What the Coronavirus Pandemic Means for Warehousing
Like so many other jobs, much of the work involved in the Warehouse industry is not something that can be done from home. Government rules state that if you must go to work then you should practice social distancing, making sure you stand at least 2 metres apart from any other person.
But is it practical to assume that workers can maintain that kind of social distance in busier, thriving warehouse operations?
One such case is that of an Amazon fulfilment centre in New York, where workers have taken strike action against the online giant. They say that they’re expected to work from premises that has had reports of multiple employees testing positive for Coronavirus. They feel it’s not fair to be expected to carry on working amid the pandemic without the facility having been sanitized, and correct safety clothing and equipment issued. Some reports even allege that gloves are being rationed!
Separately, Amazon has come under fire from third party sellers who have had orders of non-essential items blocked, due to overwhelming demand for household essentials during the pandemic. The decision to restrict warehouse stock to household essentials leaves third party sellers in a fix, as they can still receive orders only to have Amazon halt shipment.

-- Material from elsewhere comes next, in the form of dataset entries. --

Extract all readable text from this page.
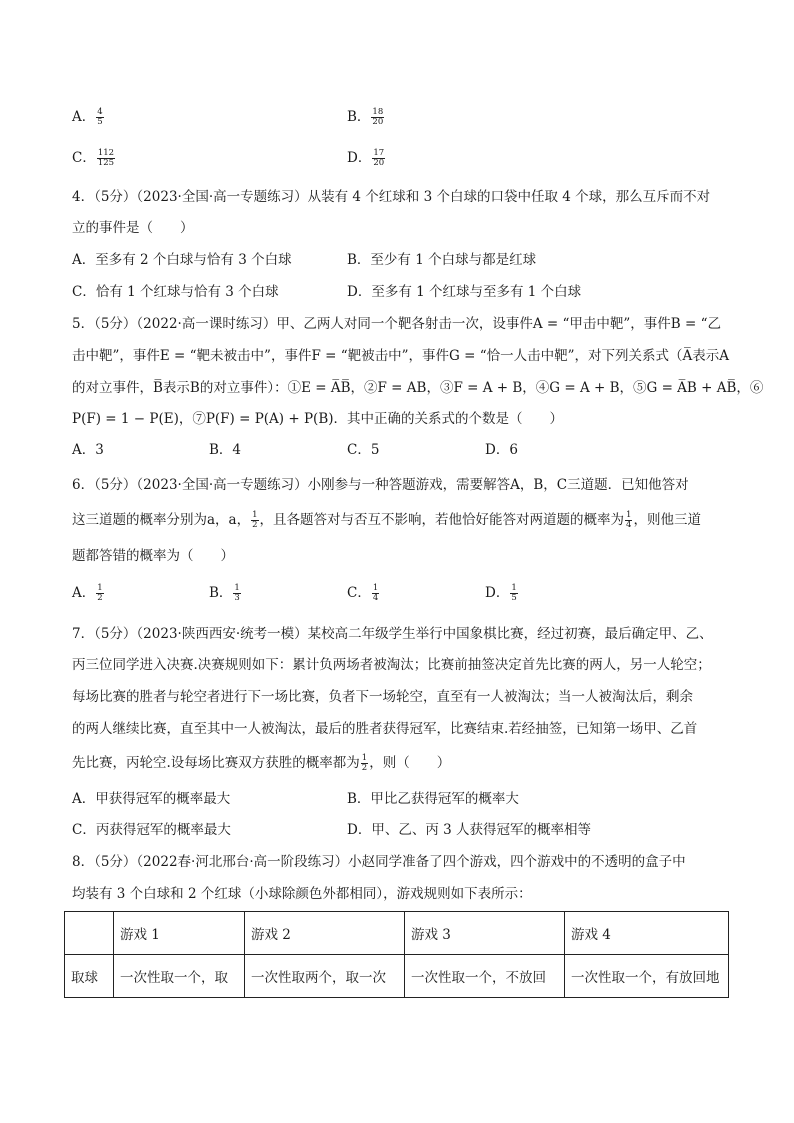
A． $\frac{4}{5}$	B． $\frac{18}{20}$
C． $\frac{112}{125}$	D． $\frac{17}{20}$
4．（5分）（2023·全国·高一专题练习）从装有 4 个红球和 3 个白球的口袋中任取 4 个球，那么互斥而不对
立的事件是（　　）
A．至多有 2 个白球与恰有 3 个白球	B．至少有 1 个白球与都是红球
C．恰有 1 个红球与恰有 3 个白球	D．至多有 1 个红球与至多有 1 个白球
5．（5分）（2022·高一课时练习）甲、乙两人对同一个靶各射击一次，设事件A = “甲击中靶”，事件B = “乙
击中靶”，事件E = “靶未被击中”，事件F = “靶被击中”，事件G = “恰一人击中靶”，对下列关系式（A̅表示A
的对立事件，B̅表示B的对立事件）：①E = A̅B̅，②F = AB，③F = A + B，④G = A + B，⑤G = A̅B + AB̅，⑥
P(F) = 1 − P(E)，⑦P(F) = P(A) + P(B)．其中正确的关系式的个数是（　　）
A．3	B．4	C．5	D．6
6．（5分）（2023·全国·高一专题练习）小刚参与一种答题游戏，需要解答A，B，C三道题．已知他答对
这三道题的概率分别为a，a， $\frac{1}{2}$ ，且各题答对与否互不影响，若他恰好能答对两道题的概率为 $\frac{1}{4}$ ，则他三道
题都答错的概率为（　　）
A． $\frac{1}{2}$	B． $\frac{1}{3}$	C． $\frac{1}{4}$	D． $\frac{1}{5}$
7．（5分）（2023·陕西西安·统考一模）某校高二年级学生举行中国象棋比赛，经过初赛，最后确定甲、乙、
丙三位同学进入决赛.决赛规则如下：累计负两场者被淘汰；比赛前抽签决定首先比赛的两人，另一人轮空；
每场比赛的胜者与轮空者进行下一场比赛，负者下一场轮空，直至有一人被淘汰；当一人被淘汰后，剩余
的两人继续比赛，直至其中一人被淘汰，最后的胜者获得冠军，比赛结束.若经抽签，已知第一场甲、乙首
先比赛，丙轮空.设每场比赛双方获胜的概率都为 $\frac{1}{2}$ ，则（　　）
A．甲获得冠军的概率最大	B．甲比乙获得冠军的概率大
C．丙获得冠军的概率最大	D．甲、乙、丙 3 人获得冠军的概率相等
8．（5分）（2022春·河北邢台·高一阶段练习）小赵同学准备了四个游戏，四个游戏中的不透明的盒子中
均装有 3 个白球和 2 个红球（小球除颜色外都相同），游戏规则如下表所示：
	游戏 1	游戏 2	游戏 3	游戏 4
取球	一次性取一个，取	一次性取两个，取一次	一次性取一个，不放回	一次性取一个，有放回地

For some sectors, business has never been busier. The demand for consumable products during March has seen an upturn of over 20%. Production has been stepped up to cope with the demand and warehouse space is at a premium whilst stock is stored waiting to be shipped.
Britain’s clothing and houseware retailers have pinned their hopes on digital sales in the wake of the government’s order to close all non-essential stores. Revenue generated from online sales could be the only hope of saving them from permanent closure. This puts extra pressure on warehouse and distribution staff at a time when many employees are having to stay at home to isolate. And if those website clicks don’t convert into sales, then many manufacturers and retailers will have stock piling situations, where they might have to rethink their business model in order to move existing stock.
In essence, a whole season has been lost; young people are switching from buying outfits to digital subscriptions, so the long term prognosis may not be fully known until retail restrictions are lifted.